No. They make you look huge. Go change.
Originally, the conversation began by me asking Stuart if he cared who put away his clothes. You see, we used to do it together – sort of like a team bonding experience. We would shout “Go team Elliott!” Then, we'd race up the stairs, give each other a high five, and begin the bonding experience of sorting laundry. But since I've had extra time at home lately, and Stu has been extra busy at school, I've began to put away his laundry for him. It was no big deal, really. I already washed it and folded it…so the only thing left to do was to separate “His” from “Hers” from “Georgia's” and tuck it away in the dresser. And after a few weeks of this extra care I'd shown his clothing, he hadn't said anything about it…
…and because I am an emotional brain-fart, I asked him.
Honey, do you even care who puts away your clothes? Does it help you if I do it? Or would you even care if I just left it on the bed for you to do?
He laughed. Of course he appreciated it. Of course he was grateful to have a wife who makes sure that his underwear are clean, folded into the shape of a swan, and displayed on the dresser in true fabric-origami fashion. I mean, hello! Who wouldn't?
But he asked me, “Why do women need to be so reassured all the time?

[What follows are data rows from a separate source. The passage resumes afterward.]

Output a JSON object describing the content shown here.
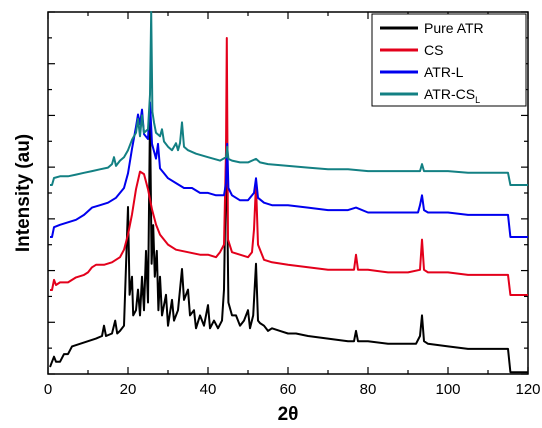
{
  "chart_data": {
    "type": "line",
    "title": "",
    "xlabel": "2θ",
    "ylabel": "Intensity (au)",
    "xlim": [
      0,
      120
    ],
    "xticks": [
      "0",
      "20",
      "40",
      "60",
      "80",
      "100",
      "120"
    ],
    "y_tick_labels": false,
    "grid": false,
    "legend_position": "top-right",
    "colors": {
      "Pure ATR": "#000000",
      "CS": "#e3001b",
      "ATR-L": "#0000ee",
      "ATR-CS_L": "#138083"
    },
    "series": [
      {
        "name": "Pure ATR",
        "legend": {
          "text": "Pure ATR",
          "sub": ""
        },
        "points": [
          [
            0.5,
            0
          ],
          [
            1,
            0.02
          ],
          [
            1.5,
            0.04
          ],
          [
            2,
            0.02
          ],
          [
            3,
            0.02
          ],
          [
            4,
            0.05
          ],
          [
            5,
            0.05
          ],
          [
            6,
            0.08
          ],
          [
            8,
            0.09
          ],
          [
            10,
            0.1
          ],
          [
            12,
            0.11
          ],
          [
            13.5,
            0.12
          ],
          [
            14,
            0.16
          ],
          [
            14.5,
            0.12
          ],
          [
            16,
            0.13
          ],
          [
            16.8,
            0.18
          ],
          [
            17.3,
            0.13
          ],
          [
            18,
            0.14
          ],
          [
            19,
            0.16
          ],
          [
            20,
            0.62
          ],
          [
            20.4,
            0.28
          ],
          [
            21,
            0.35
          ],
          [
            21.3,
            0.2
          ],
          [
            22,
            0.22
          ],
          [
            22.5,
            0.3
          ],
          [
            23,
            0.2
          ],
          [
            23.5,
            0.35
          ],
          [
            24,
            0.22
          ],
          [
            24.5,
            0.45
          ],
          [
            25,
            0.25
          ],
          [
            25.5,
            0.98
          ],
          [
            25.9,
            0.4
          ],
          [
            26.3,
            0.55
          ],
          [
            26.7,
            0.35
          ],
          [
            27.2,
            0.45
          ],
          [
            27.6,
            0.22
          ],
          [
            28,
            0.35
          ],
          [
            28.5,
            0.2
          ],
          [
            29.5,
            0.28
          ],
          [
            30,
            0.16
          ],
          [
            31,
            0.26
          ],
          [
            31.5,
            0.18
          ],
          [
            32.5,
            0.22
          ],
          [
            33,
            0.3
          ],
          [
            33.5,
            0.38
          ],
          [
            34,
            0.26
          ],
          [
            35,
            0.3
          ],
          [
            35.5,
            0.2
          ],
          [
            36.5,
            0.22
          ],
          [
            37,
            0.15
          ],
          [
            38,
            0.2
          ],
          [
            39,
            0.16
          ],
          [
            40,
            0.24
          ],
          [
            40.5,
            0.15
          ],
          [
            41.5,
            0.18
          ],
          [
            42.5,
            0.15
          ],
          [
            43.5,
            0.18
          ],
          [
            44,
            0.3
          ],
          [
            44.6,
            0.88
          ],
          [
            45.1,
            0.25
          ],
          [
            46,
            0.2
          ],
          [
            47,
            0.2
          ],
          [
            48,
            0.16
          ],
          [
            49,
            0.18
          ],
          [
            50,
            0.22
          ],
          [
            50.5,
            0.15
          ],
          [
            51.3,
            0.2
          ],
          [
            52,
            0.4
          ],
          [
            52.5,
            0.18
          ],
          [
            53,
            0.17
          ],
          [
            54,
            0.16
          ],
          [
            55,
            0.14
          ],
          [
            56,
            0.15
          ],
          [
            58,
            0.14
          ],
          [
            60,
            0.13
          ],
          [
            62,
            0.13
          ],
          [
            65,
            0.12
          ],
          [
            70,
            0.11
          ],
          [
            75,
            0.1
          ],
          [
            76.5,
            0.1
          ],
          [
            77,
            0.14
          ],
          [
            77.5,
            0.1
          ],
          [
            80,
            0.1
          ],
          [
            85,
            0.09
          ],
          [
            90,
            0.09
          ],
          [
            92,
            0.09
          ],
          [
            93,
            0.12
          ],
          [
            93.5,
            0.2
          ],
          [
            94,
            0.1
          ],
          [
            95,
            0.09
          ],
          [
            100,
            0.08
          ],
          [
            105,
            0.07
          ],
          [
            110,
            0.07
          ],
          [
            114,
            0.07
          ],
          [
            115,
            0.07
          ],
          [
            115.6,
            -0.02
          ],
          [
            120,
            -0.02
          ]
        ]
      },
      {
        "name": "CS",
        "legend": {
          "text": "CS",
          "sub": ""
        },
        "points": [
          [
            0.5,
            0
          ],
          [
            1,
            0
          ],
          [
            1.5,
            0.04
          ],
          [
            2,
            0.02
          ],
          [
            3,
            0.03
          ],
          [
            5,
            0.03
          ],
          [
            7,
            0.05
          ],
          [
            9,
            0.06
          ],
          [
            10,
            0.07
          ],
          [
            11,
            0.09
          ],
          [
            12,
            0.1
          ],
          [
            13,
            0.1
          ],
          [
            14,
            0.1
          ],
          [
            16,
            0.11
          ],
          [
            18,
            0.13
          ],
          [
            19,
            0.16
          ],
          [
            20,
            0.22
          ],
          [
            21,
            0.3
          ],
          [
            22,
            0.4
          ],
          [
            23,
            0.47
          ],
          [
            24,
            0.46
          ],
          [
            25,
            0.4
          ],
          [
            26,
            0.32
          ],
          [
            27,
            0.26
          ],
          [
            28,
            0.22
          ],
          [
            30,
            0.18
          ],
          [
            32,
            0.16
          ],
          [
            35,
            0.15
          ],
          [
            38,
            0.14
          ],
          [
            40,
            0.14
          ],
          [
            42,
            0.13
          ],
          [
            43,
            0.15
          ],
          [
            44,
            0.18
          ],
          [
            44.5,
            0.55
          ],
          [
            44.7,
            1
          ],
          [
            45,
            0.2
          ],
          [
            46,
            0.15
          ],
          [
            48,
            0.14
          ],
          [
            50,
            0.13
          ],
          [
            51,
            0.15
          ],
          [
            51.5,
            0.24
          ],
          [
            52,
            0.42
          ],
          [
            52.5,
            0.18
          ],
          [
            54,
            0.12
          ],
          [
            56,
            0.11
          ],
          [
            60,
            0.1
          ],
          [
            65,
            0.09
          ],
          [
            70,
            0.08
          ],
          [
            75,
            0.08
          ],
          [
            76.5,
            0.08
          ],
          [
            77,
            0.14
          ],
          [
            77.5,
            0.08
          ],
          [
            80,
            0.08
          ],
          [
            85,
            0.07
          ],
          [
            90,
            0.07
          ],
          [
            93,
            0.08
          ],
          [
            93.5,
            0.2
          ],
          [
            94,
            0.08
          ],
          [
            95,
            0.07
          ],
          [
            100,
            0.07
          ],
          [
            105,
            0.06
          ],
          [
            110,
            0.06
          ],
          [
            115,
            0.06
          ],
          [
            115.6,
            -0.02
          ],
          [
            120,
            -0.02
          ]
        ]
      },
      {
        "name": "ATR-L",
        "legend": {
          "text": "ATR-L",
          "sub": ""
        },
        "points": [
          [
            0.5,
            0
          ],
          [
            1,
            0
          ],
          [
            1.5,
            0.04
          ],
          [
            3,
            0.05
          ],
          [
            5,
            0.06
          ],
          [
            7,
            0.07
          ],
          [
            9,
            0.09
          ],
          [
            11,
            0.12
          ],
          [
            13,
            0.13
          ],
          [
            15,
            0.14
          ],
          [
            17,
            0.16
          ],
          [
            19,
            0.2
          ],
          [
            20,
            0.26
          ],
          [
            21,
            0.36
          ],
          [
            22,
            0.45
          ],
          [
            22.5,
            0.5
          ],
          [
            23,
            0.46
          ],
          [
            23.5,
            0.52
          ],
          [
            24,
            0.42
          ],
          [
            25,
            0.4
          ],
          [
            25.5,
            0.55
          ],
          [
            26,
            0.38
          ],
          [
            27,
            0.32
          ],
          [
            27.5,
            0.38
          ],
          [
            28,
            0.28
          ],
          [
            29,
            0.26
          ],
          [
            30,
            0.24
          ],
          [
            32,
            0.22
          ],
          [
            34,
            0.2
          ],
          [
            36,
            0.2
          ],
          [
            38,
            0.18
          ],
          [
            40,
            0.18
          ],
          [
            42,
            0.17
          ],
          [
            44,
            0.17
          ],
          [
            44.5,
            0.22
          ],
          [
            44.8,
            0.38
          ],
          [
            45.1,
            0.2
          ],
          [
            46,
            0.17
          ],
          [
            48,
            0.15
          ],
          [
            50,
            0.15
          ],
          [
            51.5,
            0.18
          ],
          [
            52,
            0.24
          ],
          [
            52.5,
            0.16
          ],
          [
            54,
            0.14
          ],
          [
            56,
            0.13
          ],
          [
            60,
            0.13
          ],
          [
            65,
            0.12
          ],
          [
            70,
            0.11
          ],
          [
            75,
            0.11
          ],
          [
            77,
            0.12
          ],
          [
            80,
            0.1
          ],
          [
            85,
            0.1
          ],
          [
            90,
            0.1
          ],
          [
            92.5,
            0.1
          ],
          [
            93,
            0.13
          ],
          [
            93.5,
            0.17
          ],
          [
            94,
            0.11
          ],
          [
            95,
            0.1
          ],
          [
            100,
            0.1
          ],
          [
            105,
            0.09
          ],
          [
            110,
            0.09
          ],
          [
            115,
            0.09
          ],
          [
            115.6,
            0
          ],
          [
            120,
            0
          ]
        ]
      },
      {
        "name": "ATR-CS_L",
        "legend": {
          "text": "ATR-CS",
          "sub": "L"
        },
        "points": [
          [
            0.5,
            0
          ],
          [
            1,
            0
          ],
          [
            1.5,
            0.04
          ],
          [
            3,
            0.05
          ],
          [
            5,
            0.05
          ],
          [
            7,
            0.06
          ],
          [
            9,
            0.07
          ],
          [
            11,
            0.08
          ],
          [
            13,
            0.09
          ],
          [
            15,
            0.1
          ],
          [
            16,
            0.12
          ],
          [
            16.5,
            0.16
          ],
          [
            17,
            0.11
          ],
          [
            18,
            0.14
          ],
          [
            19,
            0.16
          ],
          [
            20,
            0.2
          ],
          [
            21,
            0.26
          ],
          [
            22,
            0.3
          ],
          [
            22.5,
            0.38
          ],
          [
            23,
            0.28
          ],
          [
            23.5,
            0.4
          ],
          [
            24,
            0.3
          ],
          [
            25,
            0.32
          ],
          [
            25.5,
            0.52
          ],
          [
            25.8,
            1.04
          ],
          [
            26.1,
            0.42
          ],
          [
            26.5,
            0.36
          ],
          [
            27,
            0.3
          ],
          [
            28,
            0.28
          ],
          [
            28.5,
            0.32
          ],
          [
            29,
            0.25
          ],
          [
            30,
            0.22
          ],
          [
            31,
            0.2
          ],
          [
            32,
            0.24
          ],
          [
            32.5,
            0.2
          ],
          [
            33,
            0.24
          ],
          [
            33.5,
            0.36
          ],
          [
            34,
            0.22
          ],
          [
            35,
            0.2
          ],
          [
            37,
            0.18
          ],
          [
            40,
            0.16
          ],
          [
            43,
            0.14
          ],
          [
            44.5,
            0.16
          ],
          [
            44.8,
            0.22
          ],
          [
            45.1,
            0.15
          ],
          [
            46,
            0.14
          ],
          [
            48,
            0.13
          ],
          [
            50,
            0.13
          ],
          [
            52,
            0.15
          ],
          [
            53,
            0.13
          ],
          [
            55,
            0.12
          ],
          [
            60,
            0.11
          ],
          [
            65,
            0.1
          ],
          [
            70,
            0.09
          ],
          [
            75,
            0.09
          ],
          [
            80,
            0.08
          ],
          [
            85,
            0.08
          ],
          [
            90,
            0.08
          ],
          [
            93,
            0.08
          ],
          [
            93.5,
            0.12
          ],
          [
            94,
            0.08
          ],
          [
            95,
            0.08
          ],
          [
            100,
            0.08
          ],
          [
            105,
            0.07
          ],
          [
            110,
            0.07
          ],
          [
            115,
            0.07
          ],
          [
            115.6,
            0
          ],
          [
            120,
            0
          ]
        ]
      }
    ]
  }
}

Guys don't need that.”
To which I replied:
Because some days, we spend the whole day at home just feeding and cleaning our children.

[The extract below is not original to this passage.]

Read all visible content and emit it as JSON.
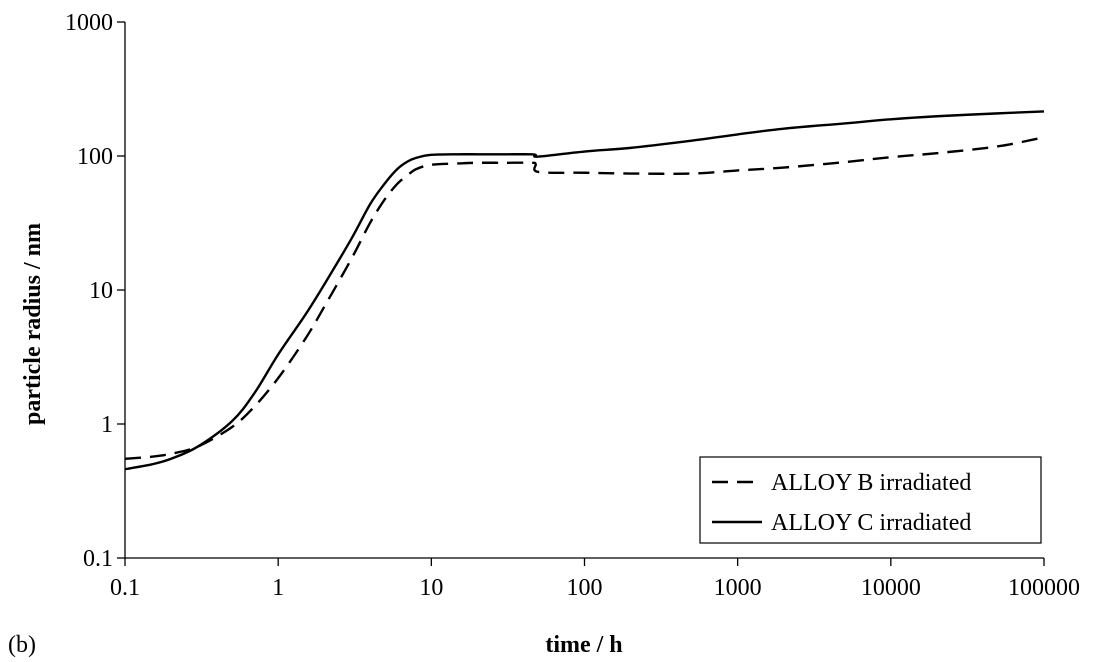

Because we scrub out dirty diaper pails after shaking turds out into the toilet. And then we forget to bring it back to the laundry room. Hence, the lone, dirty diaper.

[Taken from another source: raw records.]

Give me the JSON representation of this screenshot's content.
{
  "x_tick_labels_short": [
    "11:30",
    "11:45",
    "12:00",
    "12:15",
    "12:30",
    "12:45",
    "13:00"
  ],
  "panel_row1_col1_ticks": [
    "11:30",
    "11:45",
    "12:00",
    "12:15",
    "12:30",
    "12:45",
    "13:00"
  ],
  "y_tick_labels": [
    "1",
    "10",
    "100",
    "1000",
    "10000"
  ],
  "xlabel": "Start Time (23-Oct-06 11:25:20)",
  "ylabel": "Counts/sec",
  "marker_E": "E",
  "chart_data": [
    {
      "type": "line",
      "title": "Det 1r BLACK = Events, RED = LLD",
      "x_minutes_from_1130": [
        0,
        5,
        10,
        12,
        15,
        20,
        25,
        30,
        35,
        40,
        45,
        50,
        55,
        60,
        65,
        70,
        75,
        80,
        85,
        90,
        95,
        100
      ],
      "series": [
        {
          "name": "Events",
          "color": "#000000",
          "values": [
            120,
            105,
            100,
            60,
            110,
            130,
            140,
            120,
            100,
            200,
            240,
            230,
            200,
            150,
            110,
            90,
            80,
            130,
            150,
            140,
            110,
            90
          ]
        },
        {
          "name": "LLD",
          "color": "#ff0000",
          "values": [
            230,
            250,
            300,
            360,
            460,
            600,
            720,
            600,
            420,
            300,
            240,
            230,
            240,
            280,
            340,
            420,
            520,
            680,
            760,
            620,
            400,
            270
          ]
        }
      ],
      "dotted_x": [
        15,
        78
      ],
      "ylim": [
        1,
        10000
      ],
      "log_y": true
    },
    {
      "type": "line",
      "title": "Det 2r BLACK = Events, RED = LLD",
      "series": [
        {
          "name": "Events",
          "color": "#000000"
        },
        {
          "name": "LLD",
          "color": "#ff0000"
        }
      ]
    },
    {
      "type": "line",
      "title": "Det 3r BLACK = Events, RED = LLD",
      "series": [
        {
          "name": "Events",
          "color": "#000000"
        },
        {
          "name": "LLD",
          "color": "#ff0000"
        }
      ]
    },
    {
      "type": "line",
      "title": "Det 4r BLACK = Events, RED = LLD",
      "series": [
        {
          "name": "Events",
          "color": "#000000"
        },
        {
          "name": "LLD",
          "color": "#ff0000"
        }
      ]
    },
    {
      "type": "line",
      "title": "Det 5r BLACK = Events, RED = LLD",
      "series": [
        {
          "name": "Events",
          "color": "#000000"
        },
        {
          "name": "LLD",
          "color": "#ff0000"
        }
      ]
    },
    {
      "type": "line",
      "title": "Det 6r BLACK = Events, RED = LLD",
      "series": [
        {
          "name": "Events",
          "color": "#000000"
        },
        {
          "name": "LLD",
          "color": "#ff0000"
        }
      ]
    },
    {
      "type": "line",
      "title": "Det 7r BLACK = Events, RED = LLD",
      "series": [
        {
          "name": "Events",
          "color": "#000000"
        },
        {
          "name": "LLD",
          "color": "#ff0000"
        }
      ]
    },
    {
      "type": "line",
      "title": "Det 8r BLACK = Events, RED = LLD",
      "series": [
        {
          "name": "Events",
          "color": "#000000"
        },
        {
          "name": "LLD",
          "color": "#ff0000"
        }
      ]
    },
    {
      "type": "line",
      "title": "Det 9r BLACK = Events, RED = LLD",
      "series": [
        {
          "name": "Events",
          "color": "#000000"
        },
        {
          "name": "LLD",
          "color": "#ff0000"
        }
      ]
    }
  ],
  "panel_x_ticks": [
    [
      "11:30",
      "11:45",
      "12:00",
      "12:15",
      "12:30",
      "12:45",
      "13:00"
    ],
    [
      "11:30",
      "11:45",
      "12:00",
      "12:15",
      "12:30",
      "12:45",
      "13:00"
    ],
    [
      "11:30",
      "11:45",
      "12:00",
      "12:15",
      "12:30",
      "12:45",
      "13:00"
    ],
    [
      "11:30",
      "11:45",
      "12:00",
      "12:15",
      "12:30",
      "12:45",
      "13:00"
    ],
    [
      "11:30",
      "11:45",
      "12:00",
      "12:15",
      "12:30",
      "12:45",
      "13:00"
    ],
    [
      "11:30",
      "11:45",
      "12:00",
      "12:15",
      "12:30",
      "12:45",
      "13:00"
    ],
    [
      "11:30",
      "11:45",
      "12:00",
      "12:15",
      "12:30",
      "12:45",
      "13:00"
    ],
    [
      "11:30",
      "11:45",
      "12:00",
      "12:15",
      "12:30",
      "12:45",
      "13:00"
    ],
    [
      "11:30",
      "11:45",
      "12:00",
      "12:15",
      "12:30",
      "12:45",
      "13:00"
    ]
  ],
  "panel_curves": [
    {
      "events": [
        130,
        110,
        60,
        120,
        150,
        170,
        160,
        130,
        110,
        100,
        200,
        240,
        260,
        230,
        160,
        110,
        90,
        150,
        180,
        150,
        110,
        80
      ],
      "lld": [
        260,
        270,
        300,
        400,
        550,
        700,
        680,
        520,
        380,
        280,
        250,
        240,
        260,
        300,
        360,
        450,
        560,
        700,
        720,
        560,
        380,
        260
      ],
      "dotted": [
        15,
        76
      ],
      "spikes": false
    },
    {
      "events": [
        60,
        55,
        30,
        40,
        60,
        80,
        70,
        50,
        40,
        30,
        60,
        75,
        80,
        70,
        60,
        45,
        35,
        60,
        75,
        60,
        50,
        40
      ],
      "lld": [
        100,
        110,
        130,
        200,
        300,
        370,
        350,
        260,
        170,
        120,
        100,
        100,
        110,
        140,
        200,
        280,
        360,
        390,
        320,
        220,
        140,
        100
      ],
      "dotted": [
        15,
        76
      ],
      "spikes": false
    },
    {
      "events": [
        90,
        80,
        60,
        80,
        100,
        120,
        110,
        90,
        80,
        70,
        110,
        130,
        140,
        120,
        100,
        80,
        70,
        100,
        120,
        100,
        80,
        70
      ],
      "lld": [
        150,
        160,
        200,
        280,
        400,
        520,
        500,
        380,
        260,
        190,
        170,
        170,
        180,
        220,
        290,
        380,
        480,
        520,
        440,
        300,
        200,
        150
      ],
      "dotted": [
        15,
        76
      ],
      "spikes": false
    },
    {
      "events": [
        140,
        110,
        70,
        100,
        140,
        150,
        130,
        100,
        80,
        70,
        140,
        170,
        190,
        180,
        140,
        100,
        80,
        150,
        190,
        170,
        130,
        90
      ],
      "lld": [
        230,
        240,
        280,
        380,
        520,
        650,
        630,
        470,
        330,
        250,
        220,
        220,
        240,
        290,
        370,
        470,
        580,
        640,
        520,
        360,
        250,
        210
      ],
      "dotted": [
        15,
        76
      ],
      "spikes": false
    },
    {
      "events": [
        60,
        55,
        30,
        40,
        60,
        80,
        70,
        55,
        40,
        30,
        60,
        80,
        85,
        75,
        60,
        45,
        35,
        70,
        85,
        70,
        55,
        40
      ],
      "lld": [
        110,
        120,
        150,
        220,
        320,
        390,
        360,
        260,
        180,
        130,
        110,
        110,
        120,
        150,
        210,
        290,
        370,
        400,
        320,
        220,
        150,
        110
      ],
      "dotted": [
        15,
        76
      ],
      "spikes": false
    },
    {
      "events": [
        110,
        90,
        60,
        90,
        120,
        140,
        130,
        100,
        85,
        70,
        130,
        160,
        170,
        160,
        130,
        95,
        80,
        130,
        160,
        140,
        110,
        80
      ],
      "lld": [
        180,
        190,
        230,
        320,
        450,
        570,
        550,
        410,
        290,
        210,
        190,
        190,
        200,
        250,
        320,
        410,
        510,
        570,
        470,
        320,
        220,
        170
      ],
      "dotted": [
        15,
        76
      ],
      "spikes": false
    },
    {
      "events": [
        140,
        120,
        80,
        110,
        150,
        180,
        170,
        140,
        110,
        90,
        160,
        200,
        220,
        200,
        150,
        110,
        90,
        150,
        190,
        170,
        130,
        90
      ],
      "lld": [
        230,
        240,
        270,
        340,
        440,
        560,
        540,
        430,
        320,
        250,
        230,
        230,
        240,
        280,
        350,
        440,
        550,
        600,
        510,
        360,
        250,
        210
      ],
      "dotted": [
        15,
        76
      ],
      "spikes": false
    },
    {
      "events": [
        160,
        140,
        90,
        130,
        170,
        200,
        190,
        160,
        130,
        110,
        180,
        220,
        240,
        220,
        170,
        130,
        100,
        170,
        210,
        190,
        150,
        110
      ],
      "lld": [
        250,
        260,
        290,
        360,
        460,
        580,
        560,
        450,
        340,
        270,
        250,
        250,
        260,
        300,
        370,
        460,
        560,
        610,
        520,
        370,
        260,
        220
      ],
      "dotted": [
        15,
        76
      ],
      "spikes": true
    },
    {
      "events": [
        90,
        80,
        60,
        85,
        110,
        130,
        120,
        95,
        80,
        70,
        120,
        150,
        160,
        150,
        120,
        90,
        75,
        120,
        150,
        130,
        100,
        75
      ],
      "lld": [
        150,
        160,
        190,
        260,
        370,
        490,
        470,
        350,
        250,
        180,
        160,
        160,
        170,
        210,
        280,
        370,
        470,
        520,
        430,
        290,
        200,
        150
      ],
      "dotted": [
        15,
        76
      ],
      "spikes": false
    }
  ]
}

Because we plan out menus to maximize efficiency and make sure there is healthy food in the fridge.
Because sometimes we forget to shave our legs because we've been busy gardening.
Because we cook dinner at night – happy to have a warm meal to serve you.
Because we scrub poop stains out of the carpet.
Because we do dishes. A lot of dishes.
Because we sweep up dog hair 53 times per day.
Because we make sure the home is clean and fresh for fellowship & guests.
Because I've picked up this tupperware 14 times today already and she just keeps pulling it out. (Quit judging my cupboard. I mean it.)
Because we do things a man wouldn't think of…like washing out our stinky garbage can.
Because we make sure bills are paid on time.
Because we'll spend the whole day cleaning the house, only to go to bed with the room looking like this.
Because we run errands, perfectly timed between naps and feedings.
And because on a daily basis we are covered in urine, fecal matter, drool, vomit, and Lord only knows what else.
And I'll be danged if sometimes it just doesn't seem like the most under appreciated job in the world.
It's not glamorous. It's not, by ‘worldly standards' of great importance. Who cares that you have a healthy meal on the table when you can go to Pizza Hut? Who cares that money is properly managed when there are credit cards? Who cares how our children our raised? Aren't we all just trying to “survive” this thing called parenthood?
I've been thinking about this a lot lately, because I do believe that to serve God, a Godly husband, and to raise Godly children is a calling. God has entrusted me to care for this home, to serve and honor my husband, and to raise up children who love the Lord. And that is…well….that's a lot of work. I'm not just trying to survive a half-hearted marriage. I'm not trying to just raise children who are acceptable just by social standards. I'm not trying to cut corners or do things the easy way – I'm trying to do my best at the task that has been granted to me.
This calling is a blessing. It is a an absolute gift to be able to put my husbands clothes away. And change my daughter's diapers. And tirelessly clean my floors. It will be a gift to teach my children about the Lord and how redemption is found in Christ.
And so I explained to my dear husband, it's always nice to know that the work you do on a daily basis – be it ever so small by worldly standards – is appreciated. And it's important to remember that tasks that may seem mundane, tireless, or under appreciated are still an opportunity for us to glorify God.
Be it training your child.
Or scrubbing the sink.
Or, dangit, putting clothes away for your husband.